From a practical perspective, how should oncologists use aspirin right now?

There’s still quite a lot of debate about the role for aspirin, particularly in the treatment of cancer. So in any setting where we’re unsure we would encourage physicians and oncologists to take part in on-going trials and also for potential participants to discuss this with their oncologists.

What opportunities do you see for aspirin in the prevention or treatment of cancer in the future?

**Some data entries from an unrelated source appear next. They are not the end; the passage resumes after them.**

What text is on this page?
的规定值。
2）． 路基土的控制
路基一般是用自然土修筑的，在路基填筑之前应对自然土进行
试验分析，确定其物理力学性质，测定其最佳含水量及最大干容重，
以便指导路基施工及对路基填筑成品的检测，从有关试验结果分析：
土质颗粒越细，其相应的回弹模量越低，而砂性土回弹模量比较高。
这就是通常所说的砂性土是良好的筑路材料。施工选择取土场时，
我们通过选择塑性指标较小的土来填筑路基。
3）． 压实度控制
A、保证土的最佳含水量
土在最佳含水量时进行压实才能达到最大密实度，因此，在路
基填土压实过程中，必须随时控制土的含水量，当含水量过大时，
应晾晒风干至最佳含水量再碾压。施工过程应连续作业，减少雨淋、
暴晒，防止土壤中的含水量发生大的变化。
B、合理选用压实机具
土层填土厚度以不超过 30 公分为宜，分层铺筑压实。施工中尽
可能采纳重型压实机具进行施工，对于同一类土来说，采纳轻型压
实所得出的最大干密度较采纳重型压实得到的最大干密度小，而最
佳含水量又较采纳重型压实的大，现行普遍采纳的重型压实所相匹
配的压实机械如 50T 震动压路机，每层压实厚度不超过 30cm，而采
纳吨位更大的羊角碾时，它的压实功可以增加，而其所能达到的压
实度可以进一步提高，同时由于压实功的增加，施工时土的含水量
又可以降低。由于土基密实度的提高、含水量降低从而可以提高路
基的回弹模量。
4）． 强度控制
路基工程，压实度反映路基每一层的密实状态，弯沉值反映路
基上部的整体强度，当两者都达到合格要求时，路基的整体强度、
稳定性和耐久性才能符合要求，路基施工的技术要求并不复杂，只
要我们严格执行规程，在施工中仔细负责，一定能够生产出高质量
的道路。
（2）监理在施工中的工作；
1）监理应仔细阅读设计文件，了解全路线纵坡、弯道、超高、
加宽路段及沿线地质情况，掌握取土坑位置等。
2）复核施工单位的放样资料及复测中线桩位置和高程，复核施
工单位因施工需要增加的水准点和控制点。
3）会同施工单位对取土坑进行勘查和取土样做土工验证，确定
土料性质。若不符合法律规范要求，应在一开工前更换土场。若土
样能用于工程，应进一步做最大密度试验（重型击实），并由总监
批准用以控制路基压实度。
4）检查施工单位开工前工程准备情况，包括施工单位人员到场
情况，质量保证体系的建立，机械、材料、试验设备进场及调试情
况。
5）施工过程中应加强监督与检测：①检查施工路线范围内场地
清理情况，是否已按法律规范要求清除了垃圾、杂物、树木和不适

One of the most exciting things, actually, about aspirin is we don’t understand fully how the anti-cancer effects work. We don’t know whether the effects on primary prevention are working through the same mechanisms as they are in potentially stopping metastases, for example. So one of the things that we can do with these trials is that we can collect samples, both blood samples and tissue samples, and then we can work with our colleagues in the laboratory to look at the various pathways. There’s quite a lot of interest and excitement around platelets and that they may be either protecting tumour cells or they may be sending signals which make it easier or harder for cells to become malignant.

Do you have a final take-home message for patients?

If you’re talking to your oncologist and there is an opportunity of taking part in a clinical trial, it’s well worth having that conversation.